One of our corporate clients at Grace Papers, who piloted our program for his company, recently shared with me a story about the impact our programs had had on his wife’s career, and his capacity and confidence to get more involved in parenting. It was inspiring, so I want to share it with you. When I first met Rob [not his real name] he told with that his wife had just returned from parental leave after their second child, and had been offered a promotion which would be amazing for her career, and pre-babies, she would have jumped at in a heartbeat. BUT – yes, you probably know where I’m going with this – after they discussed it, they didn’t think they could manage it. Rob’s wife was about to turn down the biggest career opportunity that’s come her way.
Then he started to work through our program, and so did his wife.
And this changed their decision. Rob’s wife decided to take that promotion, and to support her, Rob negotiated flexibility with his employer to do a condensed week – 5 days over 4.

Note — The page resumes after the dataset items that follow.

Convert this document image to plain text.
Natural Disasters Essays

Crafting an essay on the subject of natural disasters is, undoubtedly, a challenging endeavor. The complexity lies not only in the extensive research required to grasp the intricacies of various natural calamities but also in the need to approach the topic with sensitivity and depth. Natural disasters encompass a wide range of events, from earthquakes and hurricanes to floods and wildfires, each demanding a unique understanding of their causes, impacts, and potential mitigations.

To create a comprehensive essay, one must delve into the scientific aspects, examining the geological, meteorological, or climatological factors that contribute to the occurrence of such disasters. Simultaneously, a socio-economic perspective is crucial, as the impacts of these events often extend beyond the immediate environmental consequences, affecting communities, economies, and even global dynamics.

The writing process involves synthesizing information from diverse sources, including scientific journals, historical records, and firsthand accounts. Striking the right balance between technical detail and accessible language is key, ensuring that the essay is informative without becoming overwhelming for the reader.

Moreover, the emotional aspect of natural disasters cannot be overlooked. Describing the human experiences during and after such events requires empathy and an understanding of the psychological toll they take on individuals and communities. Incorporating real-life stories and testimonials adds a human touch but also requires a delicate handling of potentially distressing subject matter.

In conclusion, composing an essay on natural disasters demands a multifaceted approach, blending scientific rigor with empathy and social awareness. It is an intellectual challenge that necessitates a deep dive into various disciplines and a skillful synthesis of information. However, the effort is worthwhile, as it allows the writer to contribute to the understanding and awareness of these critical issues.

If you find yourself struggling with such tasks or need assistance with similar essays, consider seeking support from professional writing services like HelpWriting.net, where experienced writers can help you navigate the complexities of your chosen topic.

So what changed in their thinking over the course of doing the Grace Papers program? Well, a number of key things:
- Their confidence and and self-awareness of their values & strengths : it turned out that they BOTH ranked career ambition & independence quite highly as values.
- They consciously began to have authentic conversations about gendered expectations : their relationship had started off really equally – but since children, they’d slipped into very ‘gendered’ roles – like those their parents had performed. Rob would stay in full-time employment and his wife would sacrifice career for family. It turns out neither were okay with this and instead they made a conscious decision to be modern parents. They worked together to sort out a flexible arrangement that meant both Rob and his wife could continue to pursue their career goals, and have a family.
- They both gained a greater awareness of the long term wealth creation for their family unit that was likely to emerge if they focused on their POTENTIAL, not just their current salaries. Yes, they courageously talked about their current and future super balances. Because for new mothers, the data tells us that they tend to prioritise their partners’ careers at the cost of their own. Why? Well, with an average age gap of 4 years between them and their partner, (not to mention that gender pay gap of 19%) the men are usually earning more when heterosexual couples welcome their first baby. The short term financial decision is the only one they focus on.
- But think about it – if you return to work 3 days a week, and don’t have a plan to advance your career, including knowing how to not skip a pay rise while on maternity leave, the amount you are earning right before you have your first baby might just be as high as your salary gets.
But it doesn’t have to be this way. And we recognise it takes an investment in you both to get it right. Two people both pursuing career ambitions on a flexible basis are likely to end up in a much more secure financial position come retirement age, than a couple where only one member chases career goals.
I hope our programs are helping you create the family and career you want, and inspiring you to reach for your goals.